Roots can tell us a lot about plants; they are living legends of some of the history of the plants they support. Just this past week I reluctantly cut down a tall cedar that was part of a line of cedars in our backyard. I don’t know the full story of that tree but looking at the way it was tilted and digging a little bit around the roots gave me some idea of what happened.
My guess is that the previous owners of our house were doing some excavation work in the back and in the process cut the roots off half of the tree and then either the tree leaned to one side or they pushed it on a slant. What the previous owners intended to do with the damaged tree I don’t know but what I do know is that the 20-foot tree was leaning at a 60-degree angle when we bought the property, still alive but out of line with the rest of the barrier of trees. I left it that way for the first two years and decided last week that the only way to fix the problem was to cut it down, dig it out and fill the gap with two new young upright cedars.
As I thought about that tree I realized that many people are like that tree. Their roots have been damaged at some point in the past and the result was that the trajectory of their futures changed; instead of growing strait they leaned to one side or the other and in some way their lives are out of line with what is the intended purpose. They are still living but wounded and scarred by the callous actions of others.
I guess the truth is that all of us lean at least a little bit because of damaged roots. Family of origin issues or incidents from our past damage us and cause all of us to lean to the side at least to some degree. Thankfully none of us leans so badly as to require being cut down and completely uprooted. There is always a remedy for our wounds and though we may walk with limps we can fully recover to fulfil our intended purpose.

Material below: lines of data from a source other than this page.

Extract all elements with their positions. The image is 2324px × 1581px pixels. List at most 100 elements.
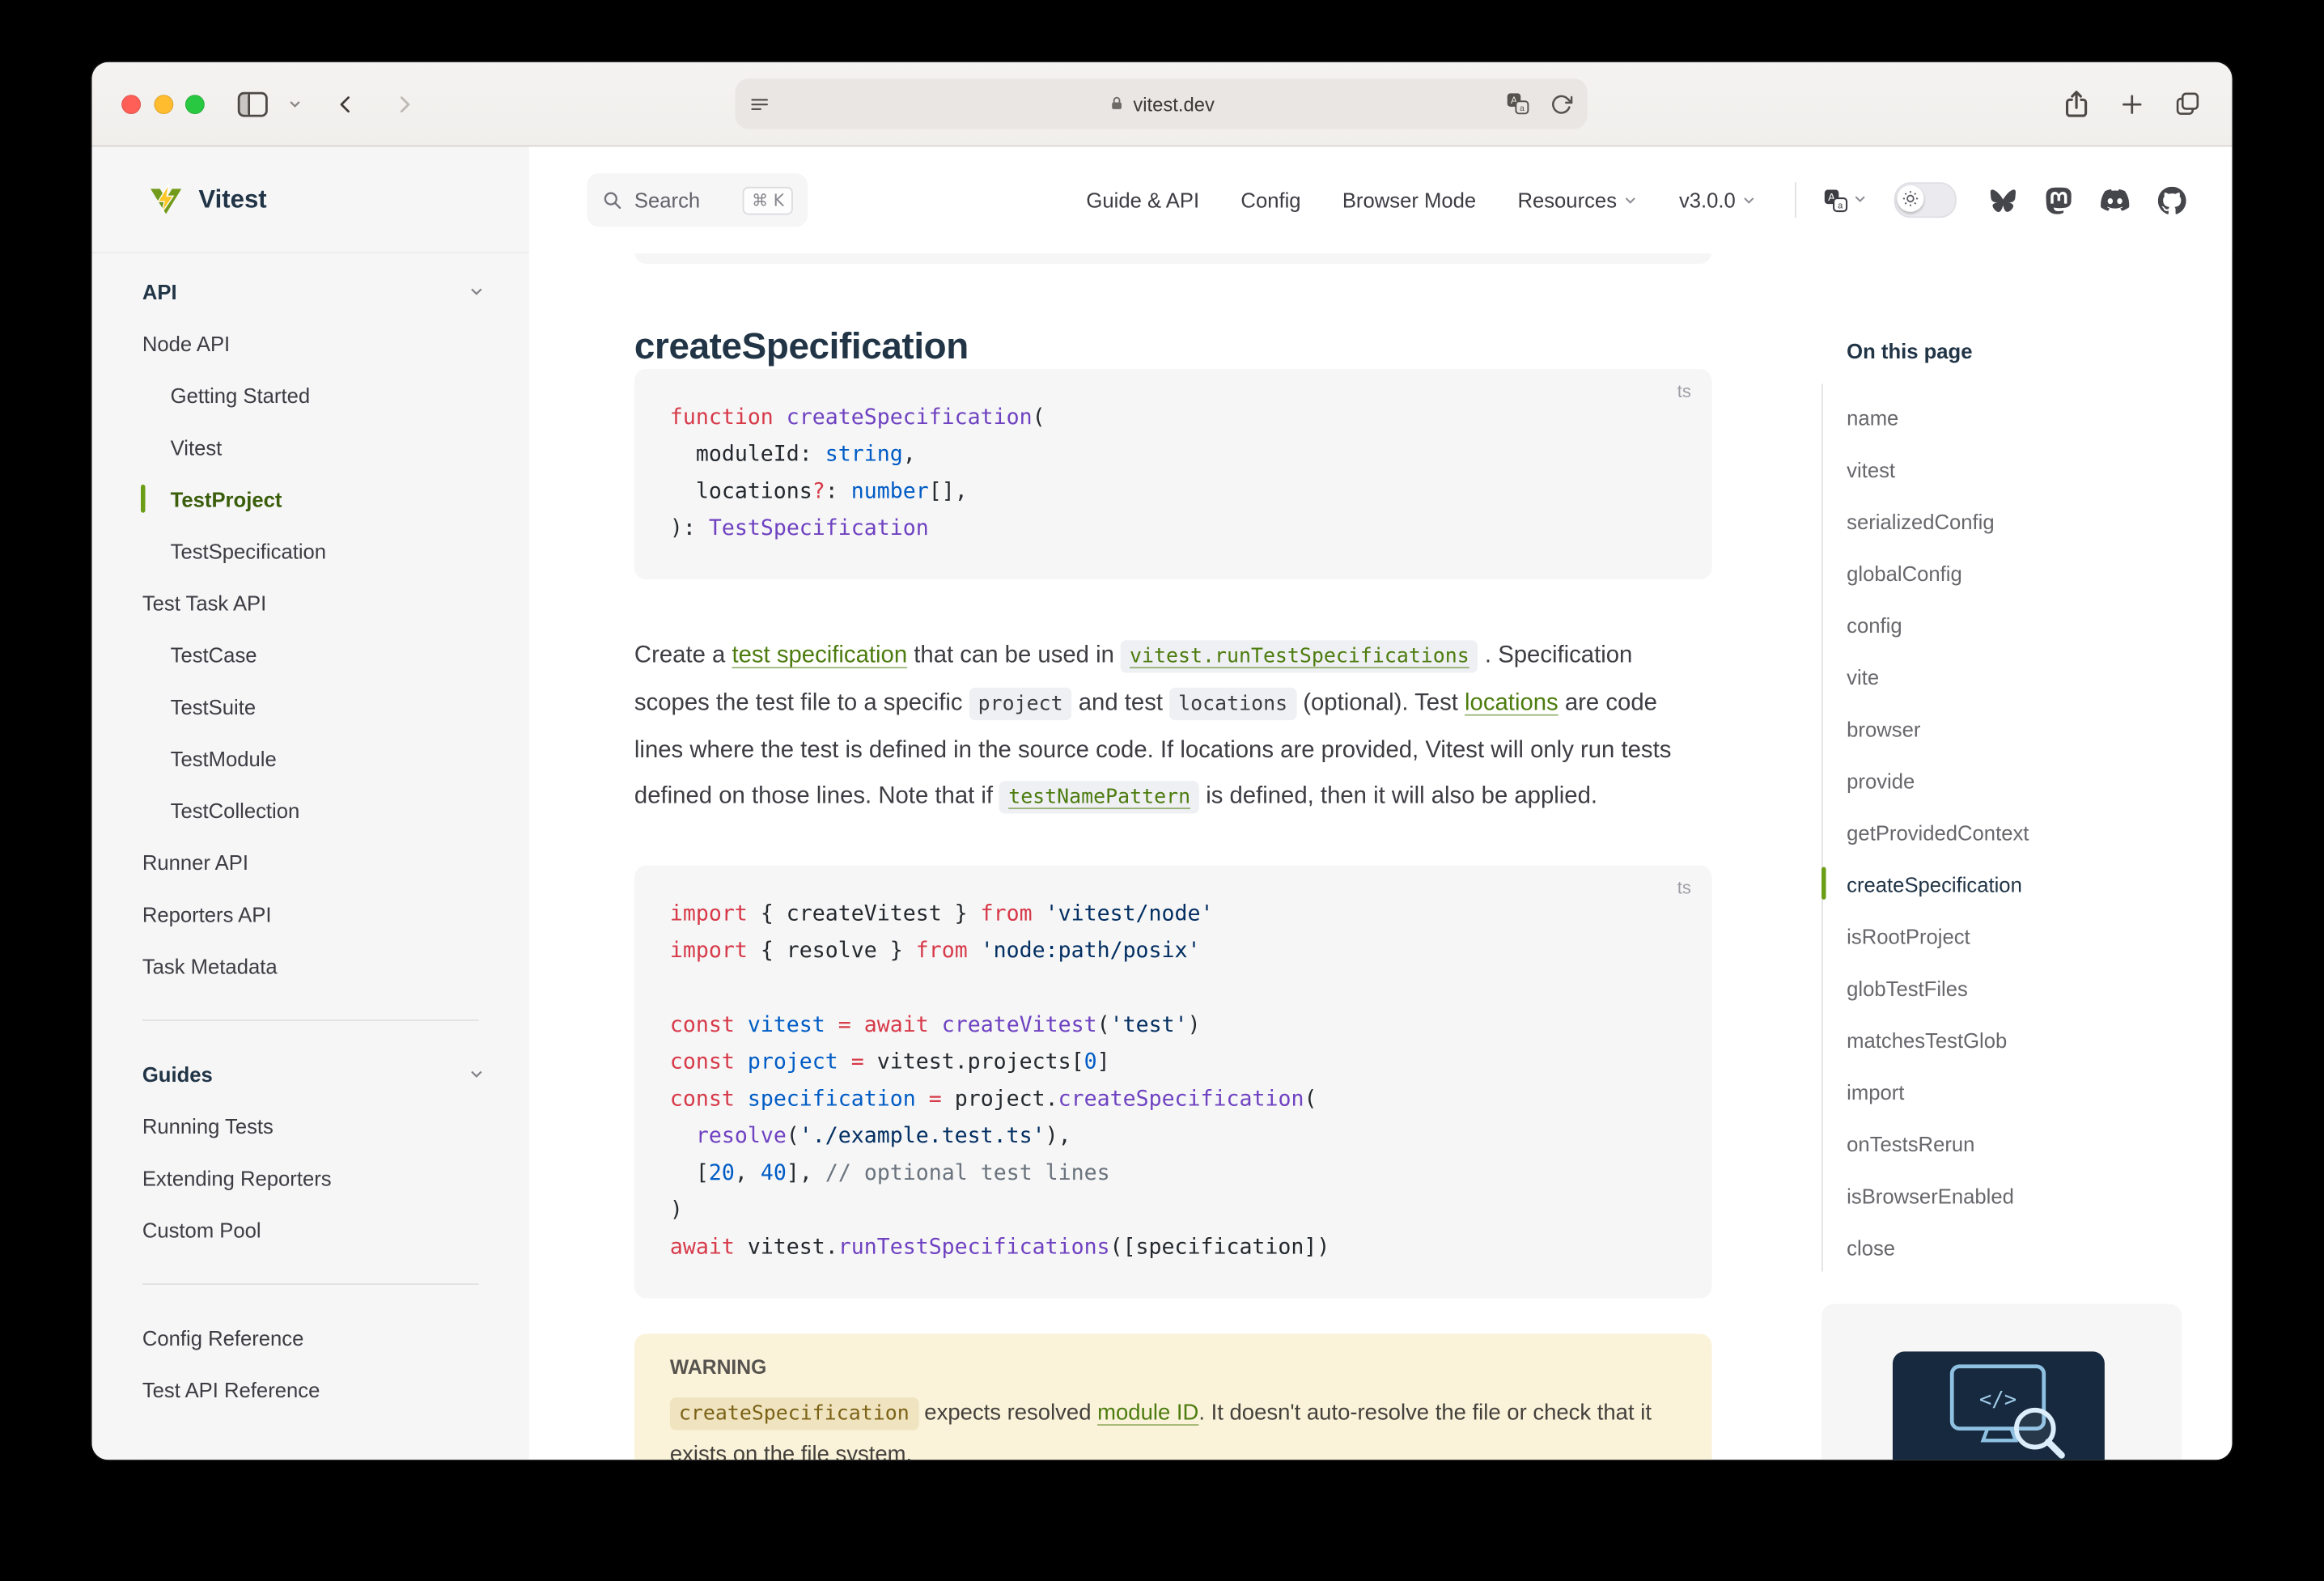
outline-item-matchestestglob[interactable]: matchesTestGlob [1847,1014,2029,1066]
browser-titlebar: vitest.dev Aa [92,62,2233,146]
mastodon-icon[interactable] [2046,186,2072,214]
warning-title: WARNING [670,1356,1677,1378]
outline-item-serializedconfig[interactable]: serializedConfig [1847,495,2029,547]
theme-toggle[interactable] [1894,182,1957,218]
inline-link[interactable]: locations [1465,691,1559,716]
tab-overview-icon[interactable] [2174,91,2201,117]
chevron-down-icon [1741,193,1756,207]
outline-item-isrootproject[interactable]: isRootProject [1847,910,2029,962]
sidebar-item-testcollection[interactable]: TestCollection [142,784,494,836]
outline-item-createspecification[interactable]: createSpecification [1847,858,2029,909]
nav-link-v3-0-0[interactable]: v3.0.0 [1679,189,1757,212]
address-bar[interactable]: vitest.dev Aa [735,78,1587,129]
code-lang-label: ts [1677,877,1691,898]
outline-item-import[interactable]: import [1847,1066,2029,1117]
sidebar-item-getting-started[interactable]: Getting Started [142,369,494,421]
code-line: const vitest = await createVitest('test'… [670,1007,1677,1045]
traffic-lights [92,94,205,113]
sidebar-item-task-metadata[interactable]: Task Metadata [142,939,494,991]
sidebar-item-label: Running Tests [142,1113,274,1137]
outline-item-getprovidedcontext[interactable]: getProvidedContext [1847,806,2029,858]
outline-item-vitest[interactable]: vitest [1847,443,2029,495]
sidebar-item-custom-pool[interactable]: Custom Pool [142,1203,494,1255]
inline-code-link[interactable]: vitest.runTestSpecifications [1121,640,1478,672]
code-line: ) [670,1193,1677,1230]
inline-code: project [969,688,1072,720]
inline-code-link[interactable]: testNamePattern [999,781,1199,813]
sidebar-item-test-api-reference[interactable]: Test API Reference [142,1363,494,1415]
inline-link[interactable]: module ID [1097,1401,1198,1426]
sidebar-item-testspecification[interactable]: TestSpecification [142,524,494,576]
code-glyph: </> [1978,1388,2016,1412]
sidebar-item-test-task-api[interactable]: Test Task API [142,576,494,628]
share-icon[interactable] [2063,89,2090,119]
sponsor-box[interactable]: </> [1821,1304,2182,1460]
inline-link[interactable]: test specification [732,643,907,668]
sidebar-item-testmodule[interactable]: TestModule [142,732,494,784]
minimize-window-button[interactable] [154,94,173,113]
sidebar-item-reporters-api[interactable]: Reporters API [142,888,494,939]
sidebar-item-extending-reporters[interactable]: Extending Reporters [142,1151,494,1203]
outline-item-isbrowserenabled[interactable]: isBrowserEnabled [1847,1169,2029,1221]
sidebar-item-running-tests[interactable]: Running Tests [142,1100,494,1151]
outline-item-globalconfig[interactable]: globalConfig [1847,547,2029,599]
outline-item-globtestfiles[interactable]: globTestFiles [1847,962,2029,1014]
github-icon[interactable] [2158,186,2186,214]
sidebar-item-label: TestSuite [171,694,256,718]
tab-group-chevron-icon[interactable] [287,96,302,111]
outline-item-close[interactable]: close [1847,1221,2029,1273]
warning-callout: WARNING createSpecification expects reso… [634,1333,1712,1460]
outline-rail [1821,384,1823,1271]
active-indicator [141,485,145,513]
translate-icon[interactable]: Aa [1506,92,1529,116]
outline-title: On this page [1847,339,1972,362]
sidebar-item-testproject[interactable]: TestProject [142,473,494,524]
outline-item-browser[interactable]: browser [1847,702,2029,754]
code-line: await vitest.runTestSpecifications([spec… [670,1230,1677,1267]
new-tab-icon[interactable] [2119,91,2144,117]
nav-link-guide-api[interactable]: Guide & API [1086,189,1199,212]
sidebar-item-testsuite[interactable]: TestSuite [142,680,494,732]
search-input[interactable]: Search ⌘ K [587,173,808,227]
chevron-down-icon [1622,193,1637,207]
outline-item-name[interactable]: name [1847,392,2029,443]
back-icon[interactable] [335,91,357,117]
sidebar-item-api[interactable]: API [142,265,494,317]
sidebar-item-config-reference[interactable]: Config Reference [142,1312,494,1363]
language-menu[interactable]: Aa [1823,187,1868,214]
sidebar-item-guides[interactable]: Guides [142,1048,494,1100]
sidebar-item-testcase[interactable]: TestCase [142,629,494,680]
nav-link-config[interactable]: Config [1240,189,1300,212]
zoom-window-button[interactable] [185,94,205,113]
svg-text:a: a [1520,104,1525,113]
close-window-button[interactable] [121,94,141,113]
outline-active-marker [1821,867,1826,899]
nav-link-resources[interactable]: Resources [1517,189,1637,212]
chevron-down-icon [469,283,485,299]
outline-item-ontestsrerun[interactable]: onTestsRerun [1847,1117,2029,1169]
sidebar-item-label: TestModule [171,746,277,769]
code-block-signature[interactable]: ts function createSpecification( moduleI… [634,369,1712,579]
sidebar-toggle-icon[interactable] [237,91,268,117]
bluesky-icon[interactable] [1989,188,2017,213]
forward-icon[interactable] [392,91,414,117]
sidebar-item-label: TestCase [171,642,257,666]
page-title: createSpecification [634,325,969,368]
reload-icon[interactable] [1550,92,1572,114]
nav-link-browser-mode[interactable]: Browser Mode [1342,189,1476,212]
doc-sidebar: Vitest APINode APIGetting StartedVitestT… [92,146,529,1460]
sidebar-item-vitest[interactable]: Vitest [142,421,494,473]
sidebar-item-runner-api[interactable]: Runner API [142,836,494,888]
sidebar-item-node-api[interactable]: Node API [142,317,494,369]
code-block-example[interactable]: ts import { createVitest } from 'vitest/… [634,866,1712,1299]
code-line: moduleId: string, [670,437,1677,474]
sponsor-image: </> [1893,1351,2105,1460]
code-lines: import { createVitest } from 'vitest/nod… [670,896,1677,1267]
outline-item-config[interactable]: config [1847,599,2029,651]
discord-icon[interactable] [2100,189,2130,212]
outline-item-vite[interactable]: vite [1847,651,2029,702]
inline-code: locations [1169,688,1296,720]
outline-item-provide[interactable]: provide [1847,754,2029,806]
vitest-logo[interactable]: Vitest [92,146,529,253]
text-run: Create a [634,643,732,668]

God’s grace is amazing in that it supplies what we need but do not have within ourselves; it fills the gaps in our lives so we can ultimately fulfil God’s intended purpose of our lives. The genealogy of Jesus includes the names of four women, each in some way scarred by her past and yet each redeemed by God’s grace to fulfil her purpose.
Tamar the widow of Judah’s son lived in shame until she devised a plot to deceive her father-in-law and become pregnant by him. She bore a son from whose line came the Messiah.
Rahab, a prostitute, was used by God in the conquest of Jericho and became mother to another in the line of Christ.
Ruth, a gentile and a widow, married Boaz and was the great-great grandmother of David.
Mary a teenaged virgin became pregnant before marriage and bore the public shame to become the mother of Jesus.
The roots of our lives tell a lot about what we have experienced but the fruit and the productivity of our lives do not have to be spoiled by the damage to our roots. God’s grace allows us to be rooted in Christ, and as the apostle Paul said, when that happens it is no longer we who live but Christ who lives in us, and in Christ we will do much more than we could ever hope or imagine.